While reading Free-expansion, I got this:

Real gases experience a temperature change during free expansion. For an ideal gas, the temperature doesn't change, [...]

I know that temperature doesn't change for free-expansion of ideal gas since internal energy is a function of temperature and since, $\Delta U= 0\;,$ temperature remains same.

But the later statement? Why does the temperature change for real gas? Does the internal energy of real gas not depend on temperature? Can anyone please explain this fact?

The internal energy of a real gas depends on both temperature and pressure. So, if U remains constant and pressure changes, the temperature must change. In the ideal gas limit of very low pressures, the pressure dependence of real gases weakens and approaches zero.
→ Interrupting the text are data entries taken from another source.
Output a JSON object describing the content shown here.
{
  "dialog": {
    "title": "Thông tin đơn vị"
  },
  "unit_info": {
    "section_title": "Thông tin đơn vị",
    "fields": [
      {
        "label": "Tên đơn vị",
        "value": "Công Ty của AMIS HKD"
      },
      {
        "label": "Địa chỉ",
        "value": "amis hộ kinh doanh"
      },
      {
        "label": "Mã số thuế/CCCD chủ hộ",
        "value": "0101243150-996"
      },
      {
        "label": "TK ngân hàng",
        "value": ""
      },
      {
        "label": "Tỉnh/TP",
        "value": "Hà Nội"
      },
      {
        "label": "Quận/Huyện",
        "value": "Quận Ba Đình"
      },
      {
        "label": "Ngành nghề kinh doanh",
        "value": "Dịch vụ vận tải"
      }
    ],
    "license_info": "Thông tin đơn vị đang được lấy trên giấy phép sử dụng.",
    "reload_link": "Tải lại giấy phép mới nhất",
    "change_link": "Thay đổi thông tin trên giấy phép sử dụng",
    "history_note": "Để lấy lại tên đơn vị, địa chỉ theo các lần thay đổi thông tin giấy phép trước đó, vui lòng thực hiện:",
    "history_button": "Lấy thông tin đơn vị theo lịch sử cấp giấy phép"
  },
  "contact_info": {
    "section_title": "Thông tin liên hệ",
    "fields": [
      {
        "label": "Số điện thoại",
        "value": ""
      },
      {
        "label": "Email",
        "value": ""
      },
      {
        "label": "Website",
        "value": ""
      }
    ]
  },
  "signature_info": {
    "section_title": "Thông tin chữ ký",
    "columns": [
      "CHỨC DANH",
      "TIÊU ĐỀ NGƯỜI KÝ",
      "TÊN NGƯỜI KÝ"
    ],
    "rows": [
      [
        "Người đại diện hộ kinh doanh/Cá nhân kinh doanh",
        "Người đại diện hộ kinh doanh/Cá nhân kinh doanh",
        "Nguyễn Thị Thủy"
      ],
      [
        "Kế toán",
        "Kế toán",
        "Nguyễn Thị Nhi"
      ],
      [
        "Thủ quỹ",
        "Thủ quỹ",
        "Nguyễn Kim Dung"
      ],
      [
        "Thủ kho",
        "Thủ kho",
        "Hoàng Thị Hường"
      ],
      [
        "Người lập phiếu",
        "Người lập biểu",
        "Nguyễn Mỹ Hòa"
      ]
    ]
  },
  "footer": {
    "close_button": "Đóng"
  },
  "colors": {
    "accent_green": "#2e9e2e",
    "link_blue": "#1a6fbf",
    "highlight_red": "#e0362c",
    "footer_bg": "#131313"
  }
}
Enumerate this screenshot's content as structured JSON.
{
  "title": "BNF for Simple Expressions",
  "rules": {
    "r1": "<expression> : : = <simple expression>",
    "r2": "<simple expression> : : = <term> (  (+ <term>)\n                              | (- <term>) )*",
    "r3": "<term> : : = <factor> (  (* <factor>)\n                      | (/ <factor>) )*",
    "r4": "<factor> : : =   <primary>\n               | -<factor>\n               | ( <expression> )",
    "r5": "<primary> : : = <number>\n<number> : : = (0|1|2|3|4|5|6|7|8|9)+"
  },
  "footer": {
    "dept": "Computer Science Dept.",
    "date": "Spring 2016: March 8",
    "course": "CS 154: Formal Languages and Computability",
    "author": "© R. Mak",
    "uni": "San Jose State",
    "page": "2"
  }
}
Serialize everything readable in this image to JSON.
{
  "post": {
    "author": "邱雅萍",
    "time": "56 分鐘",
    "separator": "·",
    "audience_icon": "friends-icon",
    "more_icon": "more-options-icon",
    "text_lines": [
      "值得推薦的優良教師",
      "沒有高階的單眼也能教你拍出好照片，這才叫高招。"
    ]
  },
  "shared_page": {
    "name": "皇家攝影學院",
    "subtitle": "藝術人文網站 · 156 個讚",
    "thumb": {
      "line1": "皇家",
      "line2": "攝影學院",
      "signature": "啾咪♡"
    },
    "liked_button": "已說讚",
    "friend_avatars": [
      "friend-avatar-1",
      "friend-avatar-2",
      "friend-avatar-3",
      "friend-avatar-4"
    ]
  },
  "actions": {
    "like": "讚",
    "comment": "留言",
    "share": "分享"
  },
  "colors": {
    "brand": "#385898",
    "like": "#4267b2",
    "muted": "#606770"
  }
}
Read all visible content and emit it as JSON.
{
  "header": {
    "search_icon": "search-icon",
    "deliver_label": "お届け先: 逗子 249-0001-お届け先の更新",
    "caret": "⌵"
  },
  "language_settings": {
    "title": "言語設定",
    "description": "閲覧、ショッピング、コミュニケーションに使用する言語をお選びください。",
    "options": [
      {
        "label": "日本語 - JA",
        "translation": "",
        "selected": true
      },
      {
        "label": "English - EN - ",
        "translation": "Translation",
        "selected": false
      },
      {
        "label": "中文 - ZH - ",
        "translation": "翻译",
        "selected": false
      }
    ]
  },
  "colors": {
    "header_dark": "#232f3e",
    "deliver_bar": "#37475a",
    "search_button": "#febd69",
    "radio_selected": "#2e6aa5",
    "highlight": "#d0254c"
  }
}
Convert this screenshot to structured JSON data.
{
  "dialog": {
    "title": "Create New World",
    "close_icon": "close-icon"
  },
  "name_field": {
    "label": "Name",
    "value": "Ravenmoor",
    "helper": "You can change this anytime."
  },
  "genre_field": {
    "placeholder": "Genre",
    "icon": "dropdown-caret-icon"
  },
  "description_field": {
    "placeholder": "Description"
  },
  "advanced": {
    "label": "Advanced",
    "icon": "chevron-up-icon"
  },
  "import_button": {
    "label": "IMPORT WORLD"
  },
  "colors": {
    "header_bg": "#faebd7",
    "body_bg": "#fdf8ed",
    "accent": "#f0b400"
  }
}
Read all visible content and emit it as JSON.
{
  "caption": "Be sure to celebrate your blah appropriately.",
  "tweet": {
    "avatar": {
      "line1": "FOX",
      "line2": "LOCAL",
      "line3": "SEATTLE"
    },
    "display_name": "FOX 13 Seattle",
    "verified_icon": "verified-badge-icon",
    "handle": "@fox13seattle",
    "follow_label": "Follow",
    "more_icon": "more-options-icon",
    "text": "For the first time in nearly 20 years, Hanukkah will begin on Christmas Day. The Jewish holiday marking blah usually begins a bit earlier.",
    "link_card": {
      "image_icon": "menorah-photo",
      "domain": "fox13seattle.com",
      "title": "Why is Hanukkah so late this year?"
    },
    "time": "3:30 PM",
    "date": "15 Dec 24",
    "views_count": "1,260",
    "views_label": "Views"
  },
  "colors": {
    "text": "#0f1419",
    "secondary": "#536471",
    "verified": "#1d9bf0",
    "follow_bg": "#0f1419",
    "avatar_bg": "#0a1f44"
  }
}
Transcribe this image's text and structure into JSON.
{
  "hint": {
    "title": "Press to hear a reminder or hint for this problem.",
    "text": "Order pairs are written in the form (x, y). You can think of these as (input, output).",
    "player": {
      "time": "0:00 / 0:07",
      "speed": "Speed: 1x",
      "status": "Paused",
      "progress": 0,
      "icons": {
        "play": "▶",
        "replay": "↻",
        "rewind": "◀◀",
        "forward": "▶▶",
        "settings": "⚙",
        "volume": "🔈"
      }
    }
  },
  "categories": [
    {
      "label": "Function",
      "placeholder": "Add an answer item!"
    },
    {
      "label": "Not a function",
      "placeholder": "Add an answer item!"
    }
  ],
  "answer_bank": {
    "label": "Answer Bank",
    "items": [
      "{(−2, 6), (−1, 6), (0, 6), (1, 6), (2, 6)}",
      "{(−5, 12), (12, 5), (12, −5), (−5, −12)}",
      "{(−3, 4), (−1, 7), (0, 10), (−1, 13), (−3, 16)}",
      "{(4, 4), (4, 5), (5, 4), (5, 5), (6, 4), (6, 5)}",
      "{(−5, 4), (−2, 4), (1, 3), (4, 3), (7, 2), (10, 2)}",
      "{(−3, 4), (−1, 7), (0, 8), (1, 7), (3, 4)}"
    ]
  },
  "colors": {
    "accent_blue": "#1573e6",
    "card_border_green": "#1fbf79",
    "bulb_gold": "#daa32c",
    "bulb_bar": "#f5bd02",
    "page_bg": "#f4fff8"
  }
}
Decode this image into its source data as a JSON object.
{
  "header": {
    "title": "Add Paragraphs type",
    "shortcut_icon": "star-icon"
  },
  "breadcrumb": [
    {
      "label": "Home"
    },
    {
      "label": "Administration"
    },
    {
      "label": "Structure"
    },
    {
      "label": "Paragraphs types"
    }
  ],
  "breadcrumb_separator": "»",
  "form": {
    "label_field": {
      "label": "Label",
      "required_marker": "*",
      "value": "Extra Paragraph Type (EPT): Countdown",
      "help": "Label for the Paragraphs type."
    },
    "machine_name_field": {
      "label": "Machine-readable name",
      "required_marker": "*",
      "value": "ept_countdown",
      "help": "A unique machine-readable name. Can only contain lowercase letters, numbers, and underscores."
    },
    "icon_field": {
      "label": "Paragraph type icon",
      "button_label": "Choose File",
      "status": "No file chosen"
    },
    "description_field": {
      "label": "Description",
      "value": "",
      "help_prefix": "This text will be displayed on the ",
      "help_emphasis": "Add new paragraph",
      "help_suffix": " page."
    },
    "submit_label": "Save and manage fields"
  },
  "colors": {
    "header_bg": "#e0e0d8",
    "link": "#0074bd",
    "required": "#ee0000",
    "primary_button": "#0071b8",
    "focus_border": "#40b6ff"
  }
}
The reason that the temperature changes in an expansion/compression of a real gas at constant internal energy can be quite intuitively understood.

Suppose that the interactions between the gas molecules are repulsive. If we compress the gas while fixing its energy, the average intermolecular distance decreases, leading to the increase in the potential energy. Accordingly, the kinetic energy, as well as the temperature, has to decrease (energy conservation).

Similar lines of reasoning apply for other cases, i.e., expansion or compression of a gas with repulsive or attractive interactions.

Experiment which Joule tried to fulfil is termodinamically unstable process. Meaning that is goes through states in which pressure fields are not propagate fast enough, and often there is no pressure or temperature at all.

If you have a gas, which is not standing in "termodinamical balanced state", imaging you have every atom having random velocity. So you have no state of temperature. You could have something looking like temperature after finging some median velocity, but velocities is all you stand with. There is no temperature.

The same problem goes when you have all atoms moving towards same direction, technically you would obtain some "temperature" like median but that is wrong - termodinamically you can only look into bodies with immovable center of mass.

What this wiki article is absolutely right is that $dS=dQ/T$ formula is not working.